¿Quién decide?

Durante años, el Congreso funcionó mediante negociaciones silenciosas donde, pese a las
diferencias ideológicas, existía conciencia de que ciertos acuerdos eran necesarios para dar
estabilidad al país. Hoy ese escenario cambió profundamente.
Pareciera que desaparecieron aquellos grandes negociadores capaces de tender puentes entre
sectores distintos. En su lugar, surgió una política mucho más fragmentada, donde las decisiones
se aprueban con márgenes mínimos y bajo una tensión permanente.

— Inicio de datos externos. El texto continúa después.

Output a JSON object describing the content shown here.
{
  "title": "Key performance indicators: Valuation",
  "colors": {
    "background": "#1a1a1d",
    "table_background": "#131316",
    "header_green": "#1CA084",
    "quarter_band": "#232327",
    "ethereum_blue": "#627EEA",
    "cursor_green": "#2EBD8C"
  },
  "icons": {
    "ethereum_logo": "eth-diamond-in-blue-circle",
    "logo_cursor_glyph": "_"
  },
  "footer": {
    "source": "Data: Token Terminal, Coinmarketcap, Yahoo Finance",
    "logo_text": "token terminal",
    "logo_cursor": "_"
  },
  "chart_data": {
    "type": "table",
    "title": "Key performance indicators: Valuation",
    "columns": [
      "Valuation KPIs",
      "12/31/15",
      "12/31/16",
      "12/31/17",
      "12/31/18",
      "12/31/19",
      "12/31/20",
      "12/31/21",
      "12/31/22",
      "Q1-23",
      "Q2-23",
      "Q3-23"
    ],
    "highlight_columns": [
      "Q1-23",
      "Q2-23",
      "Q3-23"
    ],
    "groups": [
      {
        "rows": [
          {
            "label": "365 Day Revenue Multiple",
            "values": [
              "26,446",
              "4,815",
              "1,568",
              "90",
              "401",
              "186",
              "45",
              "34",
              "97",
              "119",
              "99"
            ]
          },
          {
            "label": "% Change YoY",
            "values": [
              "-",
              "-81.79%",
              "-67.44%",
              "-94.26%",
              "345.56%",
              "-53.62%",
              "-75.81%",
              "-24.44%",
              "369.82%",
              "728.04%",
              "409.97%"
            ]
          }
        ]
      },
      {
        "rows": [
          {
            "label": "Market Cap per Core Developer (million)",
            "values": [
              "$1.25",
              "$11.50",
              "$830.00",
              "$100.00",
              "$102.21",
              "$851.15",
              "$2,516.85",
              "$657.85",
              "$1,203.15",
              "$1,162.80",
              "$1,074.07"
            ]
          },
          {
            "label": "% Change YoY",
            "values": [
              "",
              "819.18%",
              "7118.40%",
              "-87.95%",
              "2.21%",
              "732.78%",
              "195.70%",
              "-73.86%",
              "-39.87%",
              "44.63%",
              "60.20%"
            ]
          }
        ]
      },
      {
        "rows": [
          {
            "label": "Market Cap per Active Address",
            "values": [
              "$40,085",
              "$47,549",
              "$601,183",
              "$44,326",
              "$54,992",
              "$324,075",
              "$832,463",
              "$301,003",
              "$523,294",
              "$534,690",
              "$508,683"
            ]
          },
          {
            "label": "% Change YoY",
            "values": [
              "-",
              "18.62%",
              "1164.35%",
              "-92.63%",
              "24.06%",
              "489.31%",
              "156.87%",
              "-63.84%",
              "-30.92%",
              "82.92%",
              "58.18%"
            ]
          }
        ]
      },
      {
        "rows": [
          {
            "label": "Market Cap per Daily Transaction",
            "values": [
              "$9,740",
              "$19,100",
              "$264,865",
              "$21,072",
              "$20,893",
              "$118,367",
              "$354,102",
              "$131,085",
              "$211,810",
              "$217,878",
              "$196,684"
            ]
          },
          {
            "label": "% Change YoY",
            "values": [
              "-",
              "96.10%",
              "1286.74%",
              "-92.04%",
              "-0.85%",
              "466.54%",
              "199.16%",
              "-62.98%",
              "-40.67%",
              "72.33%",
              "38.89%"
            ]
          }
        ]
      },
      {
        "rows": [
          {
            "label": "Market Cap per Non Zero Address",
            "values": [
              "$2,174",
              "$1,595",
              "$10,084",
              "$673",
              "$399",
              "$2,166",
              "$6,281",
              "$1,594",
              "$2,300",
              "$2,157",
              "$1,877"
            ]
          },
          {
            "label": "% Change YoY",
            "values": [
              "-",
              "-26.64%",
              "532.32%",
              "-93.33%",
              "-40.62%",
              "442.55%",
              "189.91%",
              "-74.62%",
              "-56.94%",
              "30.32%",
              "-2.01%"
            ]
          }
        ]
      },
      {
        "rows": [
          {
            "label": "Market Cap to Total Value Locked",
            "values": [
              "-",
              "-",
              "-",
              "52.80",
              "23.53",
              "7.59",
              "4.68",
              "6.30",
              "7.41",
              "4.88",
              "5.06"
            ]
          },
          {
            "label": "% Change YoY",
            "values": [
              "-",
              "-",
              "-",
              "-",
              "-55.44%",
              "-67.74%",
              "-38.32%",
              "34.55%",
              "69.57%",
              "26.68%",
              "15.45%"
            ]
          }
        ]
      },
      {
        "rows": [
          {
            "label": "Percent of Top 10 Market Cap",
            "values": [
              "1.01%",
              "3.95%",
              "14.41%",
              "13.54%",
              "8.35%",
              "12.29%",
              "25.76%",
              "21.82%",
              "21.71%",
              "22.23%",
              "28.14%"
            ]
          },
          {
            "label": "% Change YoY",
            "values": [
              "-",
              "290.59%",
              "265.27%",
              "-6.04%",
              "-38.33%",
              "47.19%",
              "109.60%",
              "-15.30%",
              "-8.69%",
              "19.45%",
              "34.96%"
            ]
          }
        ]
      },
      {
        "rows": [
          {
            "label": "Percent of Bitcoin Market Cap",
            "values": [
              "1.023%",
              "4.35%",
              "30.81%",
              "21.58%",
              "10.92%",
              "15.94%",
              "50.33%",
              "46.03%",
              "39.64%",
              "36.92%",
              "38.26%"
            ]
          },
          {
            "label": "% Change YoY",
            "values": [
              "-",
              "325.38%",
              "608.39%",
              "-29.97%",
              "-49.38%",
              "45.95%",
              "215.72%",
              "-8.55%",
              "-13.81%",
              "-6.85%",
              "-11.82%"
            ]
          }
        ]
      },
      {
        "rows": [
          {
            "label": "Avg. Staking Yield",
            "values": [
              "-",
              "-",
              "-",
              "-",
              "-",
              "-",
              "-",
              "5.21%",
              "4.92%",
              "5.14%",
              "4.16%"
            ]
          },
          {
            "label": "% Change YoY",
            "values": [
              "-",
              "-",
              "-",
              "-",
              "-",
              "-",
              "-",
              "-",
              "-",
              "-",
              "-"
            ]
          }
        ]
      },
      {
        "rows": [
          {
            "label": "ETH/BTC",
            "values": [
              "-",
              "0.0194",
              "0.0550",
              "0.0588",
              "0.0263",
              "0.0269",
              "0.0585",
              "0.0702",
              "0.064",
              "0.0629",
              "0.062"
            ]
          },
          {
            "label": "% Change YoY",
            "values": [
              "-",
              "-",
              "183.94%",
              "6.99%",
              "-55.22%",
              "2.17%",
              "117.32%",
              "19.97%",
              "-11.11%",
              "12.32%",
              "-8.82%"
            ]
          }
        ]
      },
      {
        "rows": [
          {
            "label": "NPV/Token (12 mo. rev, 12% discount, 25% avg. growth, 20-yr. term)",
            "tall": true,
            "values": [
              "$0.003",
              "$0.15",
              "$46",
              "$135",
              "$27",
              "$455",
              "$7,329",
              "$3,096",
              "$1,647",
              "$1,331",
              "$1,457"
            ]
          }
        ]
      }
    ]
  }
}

La irrupción de partidos no tradicionales y parlamentarios independientes modificó
completamente el equilibrio de poder. Hoy basta uno o dos votos para inclinar la balanza en
proyectos clave. Y cuando un voto se vuelve decisivo, inevitablemente aumenta también su
capacidad de negociación.
Eso explica por qué cada reforma importante termina transformándose en una extensa batalla
legislativa. Aparecen verdaderos “tsunamis” de indicaciones, modificaciones de último minuto y
negociaciones interminables que muchas veces terminan debilitando el sentido original de los
proyectos.
El problema es que, para aprobar leyes, los gobiernos se ven obligados constantemente a ceder
frente a exigencias particulares o peticiones que en algunos casos rozan el populismo. Pero en
un Congreso fragmentado, muchas veces esa termina siendo la única manera de conseguir los
votos necesarios.
Y aunque este nuevo escenario podría traducirse en mayores beneficios o compensaciones para
algunas regiones, también instala una enorme incertidumbre sobre la capacidad real de gobernar
y construir políticas de largo plazo.
La política dejó de ser solamente una discusión de ideas. Hoy también es una disputa mediática
permanente.
Las redes sociales y parte de la prensa alimentan diariamente el conflicto, amplificando
recriminaciones, diferencias y enfrentamientos públicos. Muchas veces pareciera más importante

obtener un titular, un video viral o algunos “likes” que construir acuerdos serios para el país.
Y la ciudadanía comienza a cansarse.
Cada vez más personas sienten que la política tradicional está atrapada en peleas internas, egos
personales y cálculos electorales, mientras los problemas reales de las familias siguen esperando
soluciones.
Cuando desaparece la capacidad de diálogo, también comienza a debilitarse la confianza en la
democracia.
Y allí aparece el mayor riesgo.
Si esta situación no cambia, muchos ciudadanos terminarán buscando alternativas cada vez más
populistas o más extremas, convencidos de que solo liderazgos duros podrán romper la parálisis
política actual. Cuando eso ocurre, la alternancia democrática empieza a deteriorarse y la
incertidumbre pasa a transformarse en parte permanente del escenario político.
Chile necesita recuperar algo que parece haberse perdido: la capacidad de construir acuerdos sin
convertir cada discusión en una guerra total.
Porque gobernar no significa destruir al adversario. Gobernar significa tener la madurez suficiente
para entender que, cuando nadie quiere ceder, finalmente el país completo termina perdiendo.